Anyway, I had a dream about a house last night. Tom and I had purchased it. It was a three-story pinkish-brick home with lots of windows and a green door. It had no porch, but a stoop. It was on an acre of land with trees surrounding it. Inside it had two kitchens, so much storage space, and huge rooms. I’m wondering what the significance of the attention to storage and kitchens was about, since I really don’t think about those things often. I’m way more interested in bedrooms, bathrooms and living areas when I stalk houses online. (We all need a pastime. Don’t judge.) And I do NOT want a house with more than two stories. Just thinking about all the stairs makes me tired.
I believe dreams are significant and mean something. I don’t think they’re mystical. But Carl Jung had some plausible explanations of dreams. If I had to pick a favorite psychiatrist, it would be him. Or Katherine Horney, who basically said the exact opposite of everything Freud said. Pretty much, women don’t have genital-envy, but men do. If it had been modern day and she’d said it to his face, there would have been a snap and an “uh-uh” involved. But I digress… a lot.

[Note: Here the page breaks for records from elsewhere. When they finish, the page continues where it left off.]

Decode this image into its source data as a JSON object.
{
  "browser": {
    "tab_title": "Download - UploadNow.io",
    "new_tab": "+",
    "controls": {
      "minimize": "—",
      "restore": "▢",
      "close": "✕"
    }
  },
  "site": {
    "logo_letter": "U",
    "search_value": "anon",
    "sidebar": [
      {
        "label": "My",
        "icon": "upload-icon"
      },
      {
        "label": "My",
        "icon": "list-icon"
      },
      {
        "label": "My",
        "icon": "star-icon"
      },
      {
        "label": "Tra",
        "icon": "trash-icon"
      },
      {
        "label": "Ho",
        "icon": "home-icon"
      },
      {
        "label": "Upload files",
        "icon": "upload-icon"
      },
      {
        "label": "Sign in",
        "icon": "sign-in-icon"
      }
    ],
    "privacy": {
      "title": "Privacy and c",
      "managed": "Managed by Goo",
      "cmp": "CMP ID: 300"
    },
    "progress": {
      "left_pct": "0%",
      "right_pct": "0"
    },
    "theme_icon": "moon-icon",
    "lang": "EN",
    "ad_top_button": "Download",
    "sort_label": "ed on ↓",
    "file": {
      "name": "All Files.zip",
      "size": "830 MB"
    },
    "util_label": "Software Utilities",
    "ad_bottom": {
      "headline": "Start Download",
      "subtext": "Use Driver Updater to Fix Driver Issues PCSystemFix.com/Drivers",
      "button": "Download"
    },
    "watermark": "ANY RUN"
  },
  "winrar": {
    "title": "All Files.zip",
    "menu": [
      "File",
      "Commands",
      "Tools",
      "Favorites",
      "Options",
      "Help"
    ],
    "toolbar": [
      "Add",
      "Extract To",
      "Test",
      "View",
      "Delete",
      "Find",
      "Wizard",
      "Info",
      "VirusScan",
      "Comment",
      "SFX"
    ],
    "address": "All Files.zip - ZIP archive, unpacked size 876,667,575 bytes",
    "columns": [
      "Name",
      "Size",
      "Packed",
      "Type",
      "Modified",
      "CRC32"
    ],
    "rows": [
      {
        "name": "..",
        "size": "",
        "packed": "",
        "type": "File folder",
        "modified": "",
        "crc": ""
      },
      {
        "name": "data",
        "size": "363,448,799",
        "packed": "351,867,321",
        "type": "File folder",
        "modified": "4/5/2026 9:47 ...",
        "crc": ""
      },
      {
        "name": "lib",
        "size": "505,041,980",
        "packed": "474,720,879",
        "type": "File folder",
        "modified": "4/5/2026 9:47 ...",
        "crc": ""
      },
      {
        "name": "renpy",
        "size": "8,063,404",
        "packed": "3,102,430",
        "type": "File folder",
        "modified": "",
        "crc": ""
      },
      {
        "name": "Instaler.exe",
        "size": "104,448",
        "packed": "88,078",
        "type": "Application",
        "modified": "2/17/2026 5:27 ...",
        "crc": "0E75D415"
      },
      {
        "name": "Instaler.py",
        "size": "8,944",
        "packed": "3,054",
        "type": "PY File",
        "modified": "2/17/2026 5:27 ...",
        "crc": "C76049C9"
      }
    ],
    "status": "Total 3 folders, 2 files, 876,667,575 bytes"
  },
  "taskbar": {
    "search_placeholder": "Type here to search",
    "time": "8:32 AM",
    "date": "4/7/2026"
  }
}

I’ve been iffy about the novel. Again. But Tom and I discussed perhaps going back to school for photography and changing careers within the next five years or so. Or exploring other options. But supporting our family comes first. And Tom getting his education, too. He’ll be the main source of income after we pay off the student loans. With any luck, that’ll give me some liberty to look into a career change. He’s so supportive. Just wants me to be happy. I couldn’t ask for a better partner.